Under the agreement, Antrix had agreed to build, launch and operate two satellites and lease out 90% of the satellite transponder capacity to Devas, which planned to use it to offer hybrid satellite and terrestrial communication services in the country.
The deal included 70 MHz of S-band spectrum worth ₹ 1,000 crore. This spectrum is restricted for use by security forces and government-run telecom companies.
When the Congress-led government cancelled the deal in 2011, amid a haze of allegations, Devas challenged the decision and was awarded Rs 15,000 crore. The government will oppose the international award granted to Devas after the Supreme Court order, Ms Sitharaman said.
The Supreme Court, ordering Devas to wind up, said, "It is a case of fraud of a huge magnitude which cannot be brushed under the carpet."
"It was a fraud of the Congress, for the Congress, by the Congress. The fraud in the Antrix-Devas deal was obvious and the Supreme Court's order was proof of the Congress' misuse of power," the Finance Minister said on the verdict.

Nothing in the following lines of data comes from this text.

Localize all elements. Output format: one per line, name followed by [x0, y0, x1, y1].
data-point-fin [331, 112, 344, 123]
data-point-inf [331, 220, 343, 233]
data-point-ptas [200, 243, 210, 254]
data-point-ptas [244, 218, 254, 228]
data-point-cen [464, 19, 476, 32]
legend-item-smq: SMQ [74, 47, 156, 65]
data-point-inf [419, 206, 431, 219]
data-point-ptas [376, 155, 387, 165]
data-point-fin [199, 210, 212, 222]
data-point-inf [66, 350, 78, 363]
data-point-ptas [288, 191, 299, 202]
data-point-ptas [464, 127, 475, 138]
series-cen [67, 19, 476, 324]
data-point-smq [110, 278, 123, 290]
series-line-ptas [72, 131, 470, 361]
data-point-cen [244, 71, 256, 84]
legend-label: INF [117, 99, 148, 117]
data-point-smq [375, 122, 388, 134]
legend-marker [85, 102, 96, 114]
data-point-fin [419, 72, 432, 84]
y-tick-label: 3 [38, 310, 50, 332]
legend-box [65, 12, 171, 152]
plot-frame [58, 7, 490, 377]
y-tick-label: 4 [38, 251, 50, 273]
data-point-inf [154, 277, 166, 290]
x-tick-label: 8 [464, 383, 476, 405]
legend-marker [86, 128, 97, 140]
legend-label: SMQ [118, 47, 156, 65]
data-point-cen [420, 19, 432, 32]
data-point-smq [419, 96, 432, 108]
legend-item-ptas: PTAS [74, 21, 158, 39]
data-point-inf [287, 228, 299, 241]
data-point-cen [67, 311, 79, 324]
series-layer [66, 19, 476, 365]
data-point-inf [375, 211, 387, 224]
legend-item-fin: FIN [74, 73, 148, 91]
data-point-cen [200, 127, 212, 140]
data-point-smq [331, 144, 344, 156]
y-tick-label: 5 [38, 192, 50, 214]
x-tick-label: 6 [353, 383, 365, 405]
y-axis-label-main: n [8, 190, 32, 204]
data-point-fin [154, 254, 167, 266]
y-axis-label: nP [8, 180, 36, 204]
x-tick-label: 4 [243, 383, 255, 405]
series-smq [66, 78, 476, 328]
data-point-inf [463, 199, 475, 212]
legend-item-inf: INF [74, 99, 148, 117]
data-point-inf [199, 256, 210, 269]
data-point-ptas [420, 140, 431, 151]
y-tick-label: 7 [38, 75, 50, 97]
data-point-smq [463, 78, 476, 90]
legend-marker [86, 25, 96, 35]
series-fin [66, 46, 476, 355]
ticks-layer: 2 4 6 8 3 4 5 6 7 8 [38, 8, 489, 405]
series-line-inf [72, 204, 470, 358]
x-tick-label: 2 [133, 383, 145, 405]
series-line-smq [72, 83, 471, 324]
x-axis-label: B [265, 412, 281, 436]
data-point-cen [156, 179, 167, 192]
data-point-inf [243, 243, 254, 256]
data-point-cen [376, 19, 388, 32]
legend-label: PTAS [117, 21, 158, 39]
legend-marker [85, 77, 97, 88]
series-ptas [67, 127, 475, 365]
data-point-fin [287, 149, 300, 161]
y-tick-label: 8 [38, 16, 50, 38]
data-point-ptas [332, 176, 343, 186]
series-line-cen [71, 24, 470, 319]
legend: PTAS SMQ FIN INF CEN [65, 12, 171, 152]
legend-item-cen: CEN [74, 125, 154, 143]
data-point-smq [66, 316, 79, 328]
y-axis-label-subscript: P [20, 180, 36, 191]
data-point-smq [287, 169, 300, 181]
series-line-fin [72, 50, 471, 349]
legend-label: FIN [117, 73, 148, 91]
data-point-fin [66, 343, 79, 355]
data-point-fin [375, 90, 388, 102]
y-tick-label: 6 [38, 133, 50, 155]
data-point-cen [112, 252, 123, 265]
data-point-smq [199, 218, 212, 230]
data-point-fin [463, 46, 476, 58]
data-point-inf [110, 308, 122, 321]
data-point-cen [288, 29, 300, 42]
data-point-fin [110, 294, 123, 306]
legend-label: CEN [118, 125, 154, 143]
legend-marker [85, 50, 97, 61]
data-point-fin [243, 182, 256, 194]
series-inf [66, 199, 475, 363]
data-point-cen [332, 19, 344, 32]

"This is what the greed of the UPA has done. The government is fighting in every court to make sure the fraud doesn't get away," Ms Sitharaman said, adding, "We are fighting to save taxpayers' money which otherwise would have gone to pay for the scandalous Antrix-Devas deal."
She alleged that when the deal was cancelled in 2011 and arbitration began, Antrix was asked to appoint an arbitrator to defend the government but it never did.
In 2016, former ISRO chief G Madhavan Nair and other officials were charged by the CBI for allegedly facilitating a gain of Rs 578 crore to Devas.
Antrix approached the National Company Law Tribunal, or NCLAT, saying senior company officials including the then chairman in 2005 signed the contract with Devas using illegal methods. The NCLAT, and the Bengaluru bench of the National Company Law Tribunal, or NCLT, then ordered Devas to shut shop in May 2021. Yesterday, the Supreme Court upheld the order.